Pour KDevelop, ça fonctionne avec qt4. Designer pour QT4 est dispo et on peut aussi utiliser kdevdesigner. J'ai pas encore eu le temps d'essayer plus que ça.

Plutôt bien le le lien avec les cours et TD de C++/QT  :Smile: 

----------

## Jacqueline

 *ganymede wrote:*   

> Salut,
> 
> Si tu débutes complètement en c++ / qt, tu peux essayer les cours suivants, de l'université de Marseille, niveau "grand débutant" :
> 
> Apprendre à programmer en C++ avec QT.
> ...

 

Bonjour et merci pour ce Tuto pour étudiants en "lettres" présentée avec un peu d'ironie..  et épuré  de jargon informatique..

Pour la première partie, je dirais que la présentation était originale et rapide.. 

J'avais essayé Kdevelop :

Très motivée  j'ai passé deux semlaines de galère pour créer un nouveau projet sans erreur ( il lui manquait des "paquetages" pour créer la doc et en plus il y avait CVS. pas beaucoup d'aide sur les deux forums que je fréquentais pour résoudre ces problèmes  ;( et certains m'ont dit que Kdevelop était une usine à gaz !  )

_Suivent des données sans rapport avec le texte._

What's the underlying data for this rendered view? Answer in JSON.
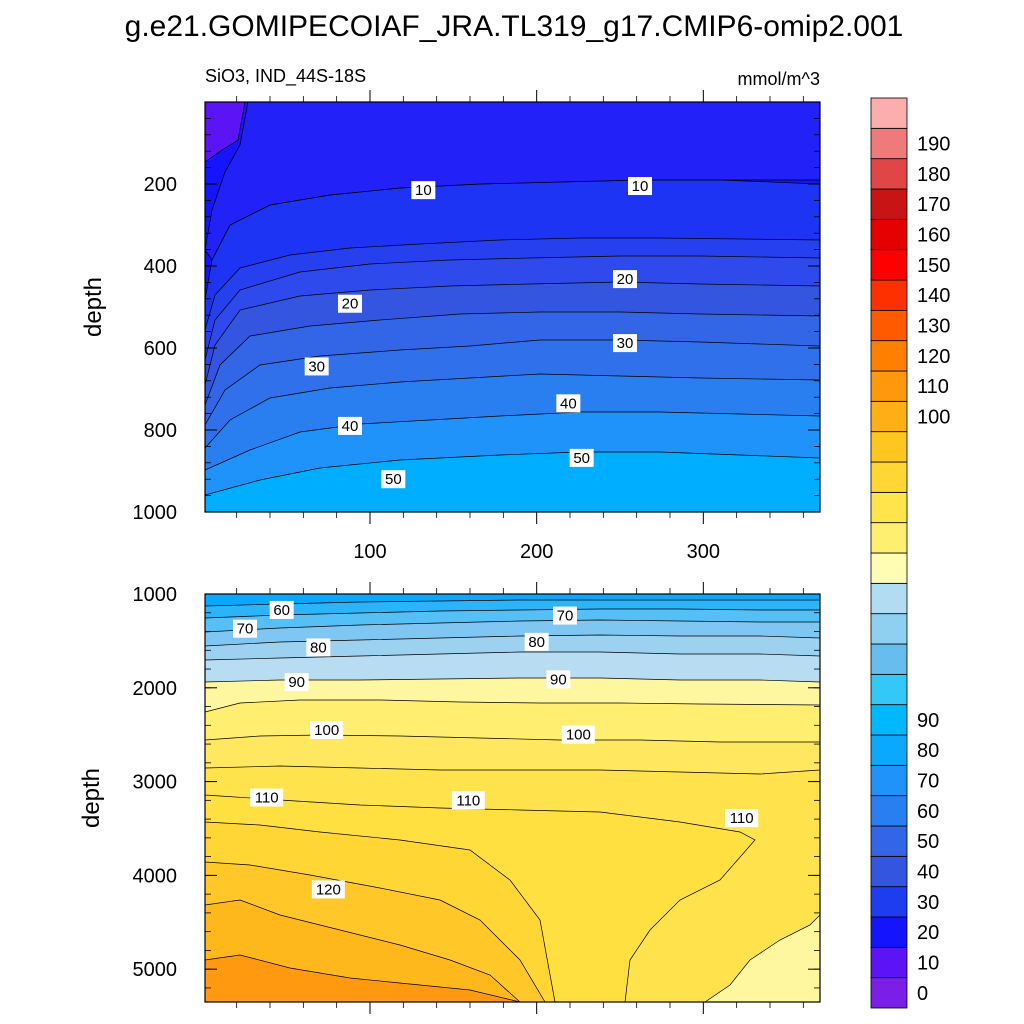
{
  "chart_data": {
    "type": "contour",
    "title": "g.e21.GOMIPECOIAF_JRA.TL319_g17.CMIP6-omip2.001",
    "subtitle_left": "SiO3, IND_44S-18S",
    "subtitle_right": "mmol/m^3",
    "colorbar": {
      "levels": [
        0,
        10,
        20,
        30,
        40,
        50,
        60,
        70,
        80,
        90,
        100,
        110,
        120,
        130,
        140,
        150,
        160,
        170,
        180,
        190
      ],
      "colors": [
        "#7a1fe8",
        "#5b14f5",
        "#1414ff",
        "#1e3cf0",
        "#3355e0",
        "#3366e6",
        "#2a7ff0",
        "#1f93fa",
        "#0aa8ff",
        "#00b8ff",
        "#33c8f8",
        "#66bdee",
        "#8fcff0",
        "#b2dcf2",
        "#fffcb4",
        "#ffef70",
        "#ffe44c",
        "#ffd633",
        "#ffc620",
        "#ffb014",
        "#ff980a",
        "#ff8000",
        "#ff5a00",
        "#ff3000",
        "#ff0000",
        "#e40000",
        "#c81414",
        "#e04646",
        "#f07a7a",
        "#fcaeae"
      ]
    },
    "panels": [
      {
        "name": "upper",
        "ylabel": "depth",
        "ylim": [
          1000,
          0
        ],
        "yticks": [
          200,
          400,
          600,
          800,
          1000
        ],
        "xlim": [
          1,
          370
        ],
        "xticks": [
          100,
          200,
          300
        ],
        "contour_labels": [
          {
            "text": "10",
            "x": 132,
            "y": 215
          },
          {
            "text": "10",
            "x": 262,
            "y": 205
          },
          {
            "text": "20",
            "x": 88,
            "y": 492
          },
          {
            "text": "20",
            "x": 253,
            "y": 432
          },
          {
            "text": "30",
            "x": 68,
            "y": 645
          },
          {
            "text": "30",
            "x": 253,
            "y": 588
          },
          {
            "text": "40",
            "x": 88,
            "y": 790
          },
          {
            "text": "40",
            "x": 219,
            "y": 735
          },
          {
            "text": "50",
            "x": 114,
            "y": 920
          },
          {
            "text": "50",
            "x": 227,
            "y": 868
          }
        ]
      },
      {
        "name": "lower",
        "ylabel": "depth",
        "ylim": [
          5350,
          1000
        ],
        "yticks": [
          1000,
          2000,
          3000,
          4000,
          5000
        ],
        "xlim": [
          1,
          370
        ],
        "xticks": [
          100,
          200,
          300
        ],
        "contour_labels": [
          {
            "text": "60",
            "x": 47,
            "y": 1170
          },
          {
            "text": "70",
            "x": 25,
            "y": 1370
          },
          {
            "text": "70",
            "x": 217,
            "y": 1230
          },
          {
            "text": "80",
            "x": 69,
            "y": 1570
          },
          {
            "text": "80",
            "x": 200,
            "y": 1510
          },
          {
            "text": "90",
            "x": 56,
            "y": 1940
          },
          {
            "text": "90",
            "x": 213,
            "y": 1910
          },
          {
            "text": "100",
            "x": 74,
            "y": 2450
          },
          {
            "text": "100",
            "x": 225,
            "y": 2500
          },
          {
            "text": "110",
            "x": 38,
            "y": 3170
          },
          {
            "text": "110",
            "x": 159,
            "y": 3200
          },
          {
            "text": "110",
            "x": 323,
            "y": 3390
          },
          {
            "text": "120",
            "x": 75,
            "y": 4150
          }
        ]
      }
    ]
  }
}
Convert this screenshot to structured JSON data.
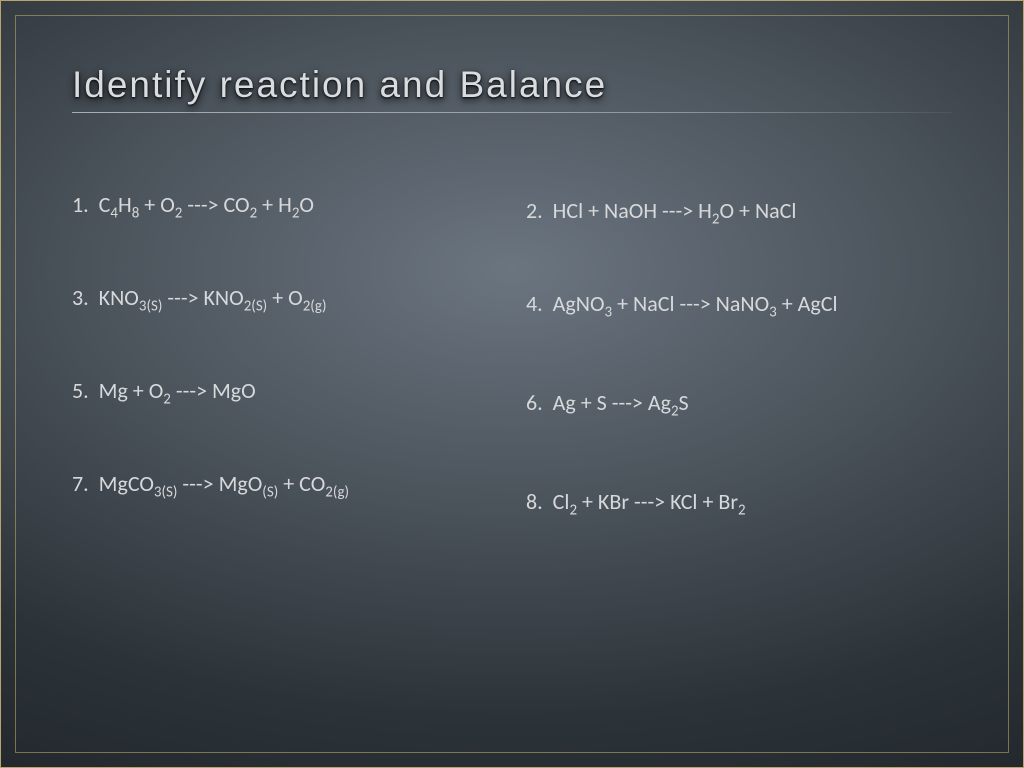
{
  "slide": {
    "title": "Identify reaction and Balance",
    "title_color": "#d9dde0",
    "title_fontsize": 37,
    "body_color": "#d6d8da",
    "body_fontsize": 22,
    "background_gradient": [
      "#6b7580",
      "#4a525a",
      "#2c3338",
      "#1a1f24"
    ],
    "frame_border_color": "#b8a56b",
    "equations": {
      "left": [
        {
          "num": "1.",
          "html": "C<sub>4</sub>H<sub>8</sub> + O<sub>2</sub> ---> CO<sub>2</sub> + H<sub>2</sub>O"
        },
        {
          "num": "3.",
          "html": "KNO<sub>3(S)</sub> ---> KNO<sub>2(S)</sub> + O<sub>2(g)</sub>"
        },
        {
          "num": "5.",
          "html": "Mg + O<sub>2</sub> ---> MgO"
        },
        {
          "num": "7.",
          "html": "MgCO<sub>3(S)</sub> ---> MgO<sub>(S)</sub> + CO<sub>2(g)</sub>"
        }
      ],
      "right": [
        {
          "num": "2.",
          "html": "HCl + NaOH ---> H<sub>2</sub>O + NaCl"
        },
        {
          "num": "4.",
          "html": "AgNO<sub>3</sub> + NaCl ---> NaNO<sub>3</sub> + AgCl"
        },
        {
          "num": "6.",
          "html": "Ag + S ---> Ag<sub>2</sub>S"
        },
        {
          "num": "8.",
          "html": "Cl<sub>2</sub> + KBr ---> KCl + Br<sub>2</sub>"
        }
      ]
    }
  }
}
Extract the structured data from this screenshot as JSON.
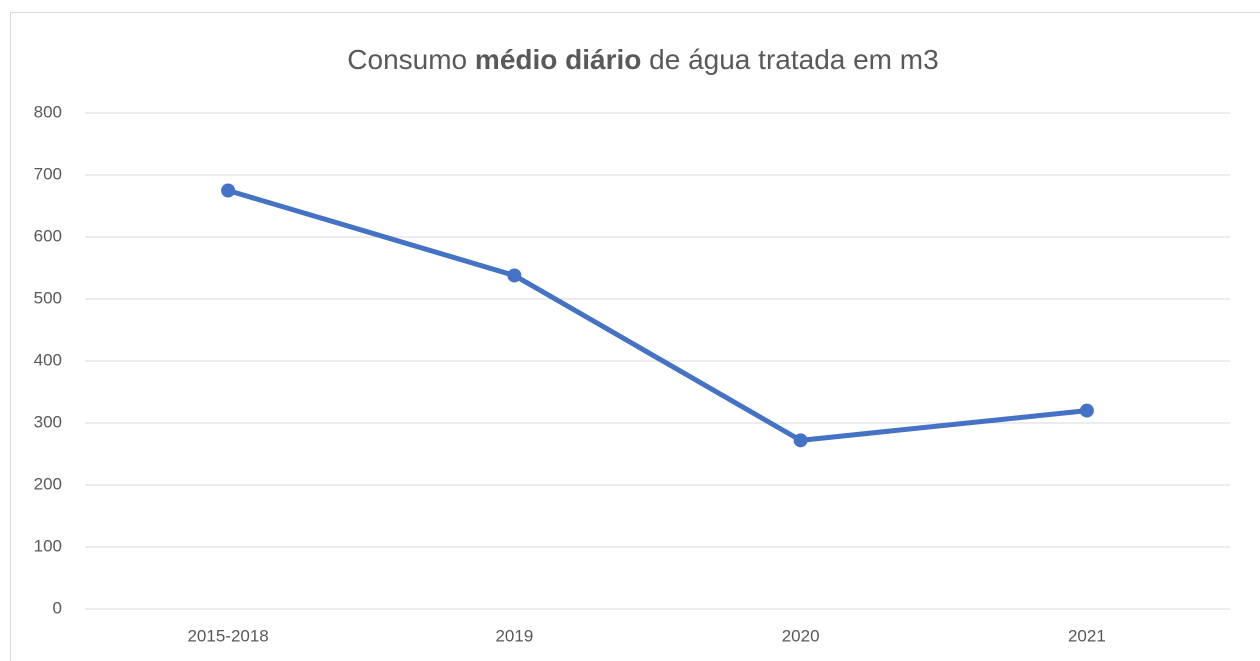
{
  "chart_data": {
    "type": "line",
    "title": [
      {
        "text": "Consumo "
      },
      {
        "text": "médio diário",
        "bold": true
      },
      {
        "text": " de água tratada em m3"
      }
    ],
    "categories": [
      "2015-2018",
      "2019",
      "2020",
      "2021"
    ],
    "series": [
      {
        "color": "#4472c4",
        "values": [
          675,
          538,
          272,
          320
        ]
      }
    ],
    "ylim": [
      0,
      800
    ],
    "yticks": [
      0,
      100,
      200,
      300,
      400,
      500,
      600,
      700,
      800
    ],
    "grid": true
  }
}
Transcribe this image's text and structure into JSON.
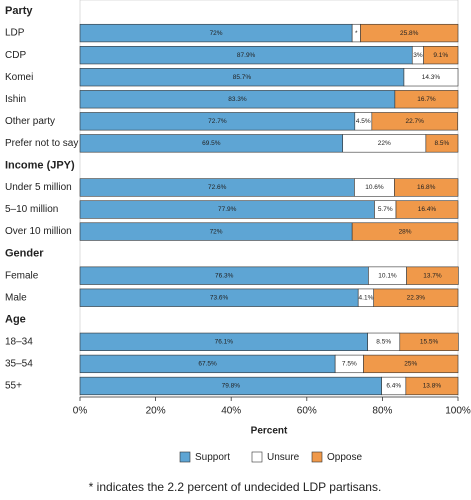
{
  "chart_data": {
    "type": "stacked-bar-horizontal",
    "groups": [
      {
        "name": "Party",
        "categories": [
          "LDP",
          "CDP",
          "Komei",
          "Ishin",
          "Other party",
          "Prefer not to say"
        ]
      },
      {
        "name": "Income (JPY)",
        "categories": [
          "Under 5 million",
          "5–10 million",
          "Over 10 million"
        ]
      },
      {
        "name": "Gender",
        "categories": [
          "Female",
          "Male"
        ]
      },
      {
        "name": "Age",
        "categories": [
          "18–34",
          "35–54",
          "55+"
        ]
      }
    ],
    "series": [
      {
        "name": "Support",
        "color": "#5ea5d4",
        "values": [
          72,
          87.9,
          85.7,
          83.3,
          72.7,
          69.5,
          72.6,
          77.9,
          72,
          76.3,
          73.6,
          76.1,
          67.5,
          79.8
        ],
        "value_labels": [
          "72%",
          "87.9%",
          "85.7%",
          "83.3%",
          "72.7%",
          "69.5%",
          "72.6%",
          "77.9%",
          "72%",
          "76.3%",
          "73.6%",
          "76.1%",
          "67.5%",
          "79.8%"
        ]
      },
      {
        "name": "Unsure",
        "color": "#ffffff",
        "values": [
          2.2,
          3,
          14.3,
          null,
          4.5,
          22,
          10.6,
          5.7,
          null,
          10.1,
          4.1,
          8.5,
          7.5,
          6.4
        ],
        "value_labels": [
          "*",
          "3%",
          "14.3%",
          null,
          "4.5%",
          "22%",
          "10.6%",
          "5.7%",
          null,
          "10.1%",
          "4.1%",
          "8.5%",
          "7.5%",
          "6.4%"
        ]
      },
      {
        "name": "Oppose",
        "color": "#f0994a",
        "values": [
          25.8,
          9.1,
          null,
          16.7,
          22.7,
          8.5,
          16.8,
          16.4,
          28,
          13.7,
          22.3,
          15.5,
          25,
          13.8
        ],
        "value_labels": [
          "25.8%",
          "9.1%",
          null,
          "16.7%",
          "22.7%",
          "8.5%",
          "16.8%",
          "16.4%",
          "28%",
          "13.7%",
          "22.3%",
          "15.5%",
          "25%",
          "13.8%"
        ]
      }
    ],
    "x_label": "Percent",
    "xlim": [
      0,
      100
    ],
    "xticks": [
      {
        "value": 0,
        "label": "0%"
      },
      {
        "value": 20,
        "label": "20%"
      },
      {
        "value": 40,
        "label": "40%"
      },
      {
        "value": 60,
        "label": "60%"
      },
      {
        "value": 80,
        "label": "80%"
      },
      {
        "value": 100,
        "label": "100%"
      }
    ],
    "note": "* indicates the 2.2 percent of undecided LDP partisans."
  }
}
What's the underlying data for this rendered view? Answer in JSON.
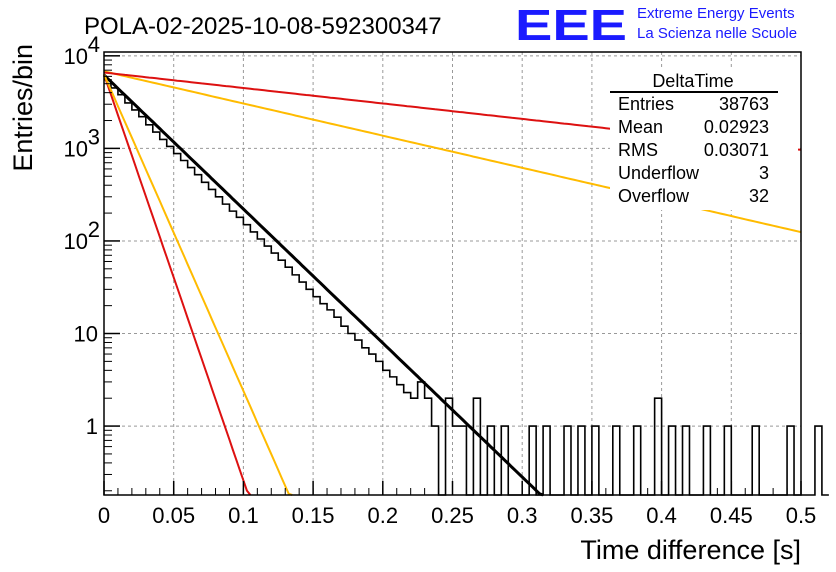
{
  "chart_data": {
    "type": "histogram",
    "title": "POLA-02-2025-10-08-592300347",
    "xlabel": "Time difference [s]",
    "ylabel": "Entries/bin",
    "xlim": [
      0,
      0.5
    ],
    "ylim_log": [
      0.18,
      11000
    ],
    "yscale": "log",
    "grid": true,
    "x_ticks": [
      "0",
      "0.05",
      "0.1",
      "0.15",
      "0.2",
      "0.25",
      "0.3",
      "0.35",
      "0.4",
      "0.45",
      "0.5"
    ],
    "y_ticks": [
      {
        "value": 1,
        "label": "1"
      },
      {
        "value": 10,
        "label": "10"
      },
      {
        "value": 100,
        "label": "10",
        "exp": "2"
      },
      {
        "value": 1000,
        "label": "10",
        "exp": "3"
      },
      {
        "value": 10000,
        "label": "10",
        "exp": "4"
      }
    ],
    "bin_width": 0.005,
    "counts": [
      5500,
      4500,
      3800,
      3100,
      2600,
      2200,
      1800,
      1500,
      1250,
      1050,
      880,
      740,
      620,
      520,
      430,
      360,
      300,
      250,
      210,
      180,
      150,
      125,
      105,
      88,
      74,
      62,
      52,
      43,
      36,
      30,
      25,
      21,
      18,
      15,
      12,
      10,
      8.5,
      7,
      6,
      5,
      4,
      3.4,
      2.8,
      2.3,
      2,
      3,
      2,
      1,
      0,
      2,
      1,
      1,
      0,
      2,
      0,
      1,
      0,
      1,
      0,
      0,
      0,
      1,
      0,
      1,
      0,
      0,
      1,
      0,
      1,
      0,
      1,
      0,
      0,
      1,
      0,
      0,
      1,
      0,
      0,
      2,
      0,
      1,
      0,
      1,
      0,
      0,
      1,
      0,
      0,
      1,
      0,
      0,
      0,
      1,
      0,
      0,
      0,
      0,
      1,
      0,
      0,
      0,
      1,
      0
    ],
    "series": [
      {
        "name": "fit-black",
        "color": "#000000",
        "y0": 6200,
        "slope": 0.03
      },
      {
        "name": "fit-red-steep",
        "color": "#dd1111",
        "y0": 6300,
        "slope": 0.0099
      },
      {
        "name": "fit-orange-steep",
        "color": "#ffbb00",
        "y0": 6300,
        "slope": 0.0127
      },
      {
        "name": "fit-orange-shallow",
        "color": "#ffbb00",
        "y0": 6800,
        "slope": 0.125
      },
      {
        "name": "fit-red-shallow",
        "color": "#dd1111",
        "y0": 6600,
        "slope": 0.26
      }
    ]
  },
  "stats": {
    "title": "DeltaTime",
    "rows": [
      {
        "label": "Entries",
        "value": "38763"
      },
      {
        "label": "Mean",
        "value": "0.02923"
      },
      {
        "label": "RMS",
        "value": "0.03071"
      },
      {
        "label": "Underflow",
        "value": "3"
      },
      {
        "label": "Overflow",
        "value": "32"
      }
    ]
  },
  "logo": {
    "mark": "EEE",
    "line1": "Extreme Energy Events",
    "line2": "La Scienza nelle Scuole",
    "color": "#1a1aff"
  }
}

J'avais aussi essayé Qtdesigner  :

 Le mot Widget n'appartenait pas encore à mon vocabulaire . Bien que j'entrevoyais déjà le plaisir et la fierté d'avoir créé ma première application "fen^etrisée", avec des boutons partout.  :Smile:   j'ai fini par renoncer... 

Je n'ai jamais pu lier les deux non plus .. ( faute d'exemple ). Ce qui peut faire sourire les utilisateurs habitués à créer de telles applis avec ces programmes, mais  les premiers pas sont souvent difficiles malgré les tutos forts détaillés de chacune des applis..

 J'ai donc laissé ça dans un coin.. en attendant de trouver un jour un tuto simple sur le sujet.. merci !

Meme si Qt4 est différent, ( je ne l'ai pas encore ouvert )  la lecture de ce tuto permet de comprendre  comment on combine. les deux..

Ce petit pasage par Visul C  permet de bien dissocier les fonctions..de chacune des applis..

 Je n'ai pas le temps de m'y lancer tout de suite ( il y a tellement de choses à faire et à découvrir avec Linux )   donc ce lien est dans les favoris.. et le Tuto téléchéargé dans ma partition  de doc. 

L'autre problème est que dans Linux il y a profusion  de langages et d'applis de developpement.; je veux bien que chacune ait sa spécialité.. et qu'il faut utiliser le langage apdapté au problème à traiter, mais   ça me semble exagéré, et il est préférable de ne pas trop se disperser.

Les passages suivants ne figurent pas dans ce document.